In his early days Foster had lived at St. John's Wood. In 1861 he removed to Witley, Surrey, where he purchased some land and built a house for himself (The Hill) in 1863. Here he formed a fine collection of books, china, English water-colours, and other pictures, including a series of seven paintings of St. George by Burne-Jones. The house and the collections which it contained were sold in 1894. Foster had a large circle of friends, especially among artists; Frederick Walker [q. v.] was one of his most constant companions and guests at Witley, and exercised some influence upon his figure-painting.

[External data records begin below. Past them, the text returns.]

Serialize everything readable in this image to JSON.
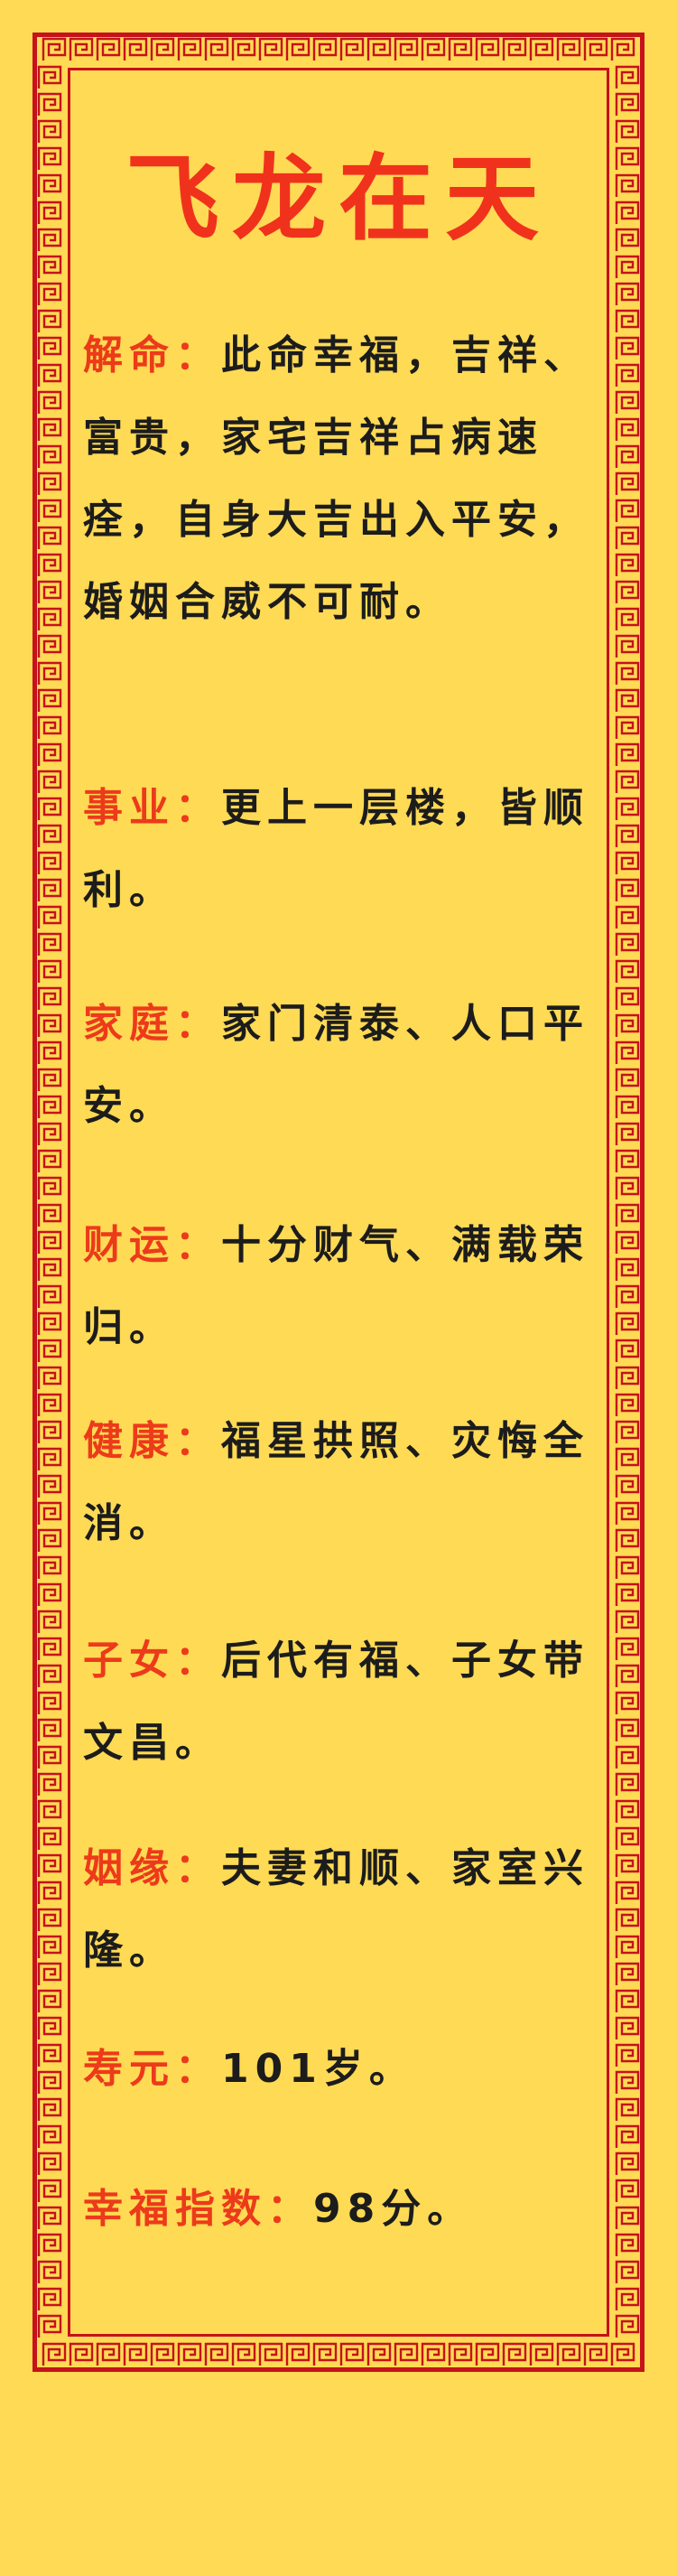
{
  "title": "飞龙在天",
  "colors": {
    "background": "#FFDA55",
    "border": "#C5121B",
    "title": "#F0321D",
    "label": "#EC3A1A",
    "text": "#1C1C1C"
  },
  "sections": {
    "jieming": {
      "label": "解命：",
      "text": "此命幸福，吉祥、富贵，家宅吉祥占病速痊，自身大吉出入平安，婚姻合威不可耐。"
    },
    "shiye": {
      "label": "事业：",
      "text": "更上一层楼，皆顺利。"
    },
    "jiating": {
      "label": "家庭：",
      "text": "家门清泰、人口平安。"
    },
    "caiyun": {
      "label": "财运：",
      "text": "十分财气、满载荣归。"
    },
    "jiankang": {
      "label": "健康：",
      "text": "福星拱照、灾悔全消。"
    },
    "zinv": {
      "label": "子女：",
      "text": "后代有福、子女带文昌。"
    },
    "yinyuan": {
      "label": "姻缘：",
      "text": "夫妻和顺、家室兴隆。"
    },
    "shouyuan": {
      "label": "寿元：",
      "text": "101岁。"
    },
    "xingfu": {
      "label": "幸福指数：",
      "text": "98分。"
    }
  }
}
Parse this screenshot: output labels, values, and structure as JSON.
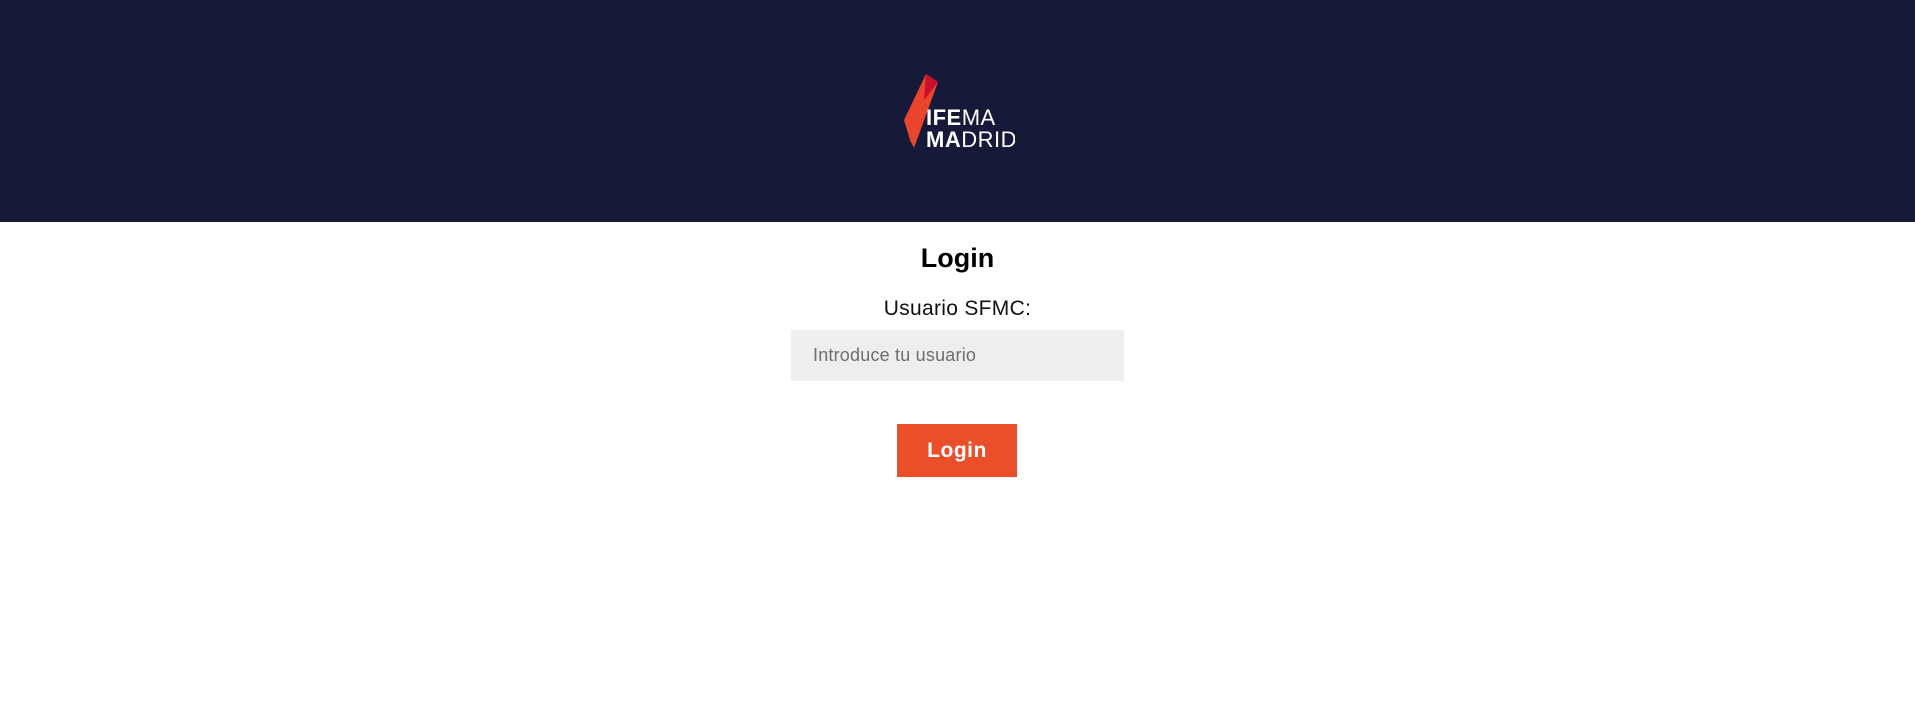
{
  "header": {
    "background_color": "#171939",
    "logo": {
      "line1_bold": "IFE",
      "line1_light": "MA",
      "line2_bold": "MA",
      "line2_light": "DRID",
      "icon": "ifema-flame-logo-icon",
      "accent_colors": [
        "#e8452c",
        "#c8102e"
      ]
    }
  },
  "login": {
    "title": "Login",
    "username_label": "Usuario SFMC:",
    "username_value": "",
    "username_placeholder": "Introduce tu usuario",
    "submit_label": "Login",
    "button_color": "#ea4f2a"
  }
}
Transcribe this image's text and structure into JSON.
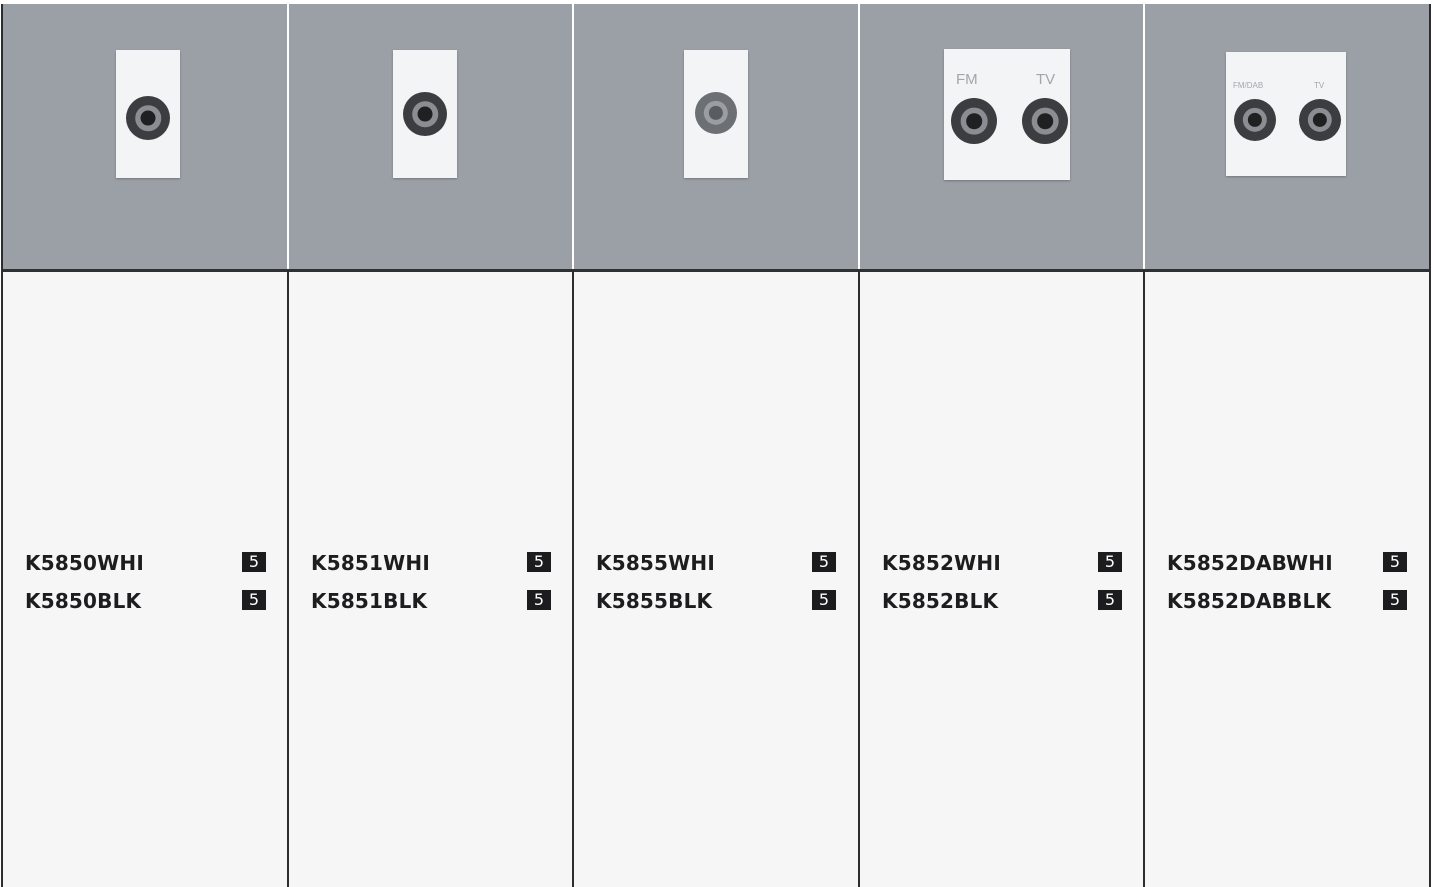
{
  "products": [
    {
      "image": {
        "type": "single-coax",
        "socket_style": "tv",
        "labels": []
      },
      "codes": [
        {
          "code": "K5850WHI",
          "qty": "5"
        },
        {
          "code": "K5850BLK",
          "qty": "5"
        }
      ]
    },
    {
      "image": {
        "type": "single-coax",
        "socket_style": "tv",
        "labels": []
      },
      "codes": [
        {
          "code": "K5851WHI",
          "qty": "5"
        },
        {
          "code": "K5851BLK",
          "qty": "5"
        }
      ]
    },
    {
      "image": {
        "type": "single-f-type",
        "socket_style": "satellite",
        "labels": []
      },
      "codes": [
        {
          "code": "K5855WHI",
          "qty": "5"
        },
        {
          "code": "K5855BLK",
          "qty": "5"
        }
      ]
    },
    {
      "image": {
        "type": "twin-coax",
        "socket_style": "tv",
        "labels": [
          "FM",
          "TV"
        ]
      },
      "codes": [
        {
          "code": "K5852WHI",
          "qty": "5"
        },
        {
          "code": "K5852BLK",
          "qty": "5"
        }
      ]
    },
    {
      "image": {
        "type": "twin-coax",
        "socket_style": "tv",
        "labels": [
          "FM/DAB",
          "TV"
        ]
      },
      "codes": [
        {
          "code": "K5852DABWHI",
          "qty": "5"
        },
        {
          "code": "K5852DABBLK",
          "qty": "5"
        }
      ]
    }
  ],
  "colors": {
    "image_bg": "#9ba0a6",
    "info_bg": "#f6f6f6",
    "rule": "#2b2d30",
    "badge_bg": "#1c1c1e"
  }
}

Foster died at Weybridge on 27 March 1899, and was buried on 1 April at Witley. He married, first, in 1850, his cousin Ann, daughter of Robert Spence of North Shields, by whom he had five children, the second of whom is the water-colour painter and illustrator, William Foster. His first wife died in 1859. He married secondly, in 1864, Frances, daughter of Dawson Watson of Sedburgh, and sister of the water-colour painter, James Dawson Watson.

A portrait, engraved on wood, was published in 1896 as the frontispiece to 'Pictures of Rustic Landscape, by Birket Foster.'

[The Art Annual for 1890 (Christmas number of the Art Journal), by Marcus B. Huish, with portrait, illustrations, and list of books illustrated by Birket Foster; Athenæum, 1 April 1899; Morning Post, 29 March 1899; Daily Telegraph, 29 March 1899.]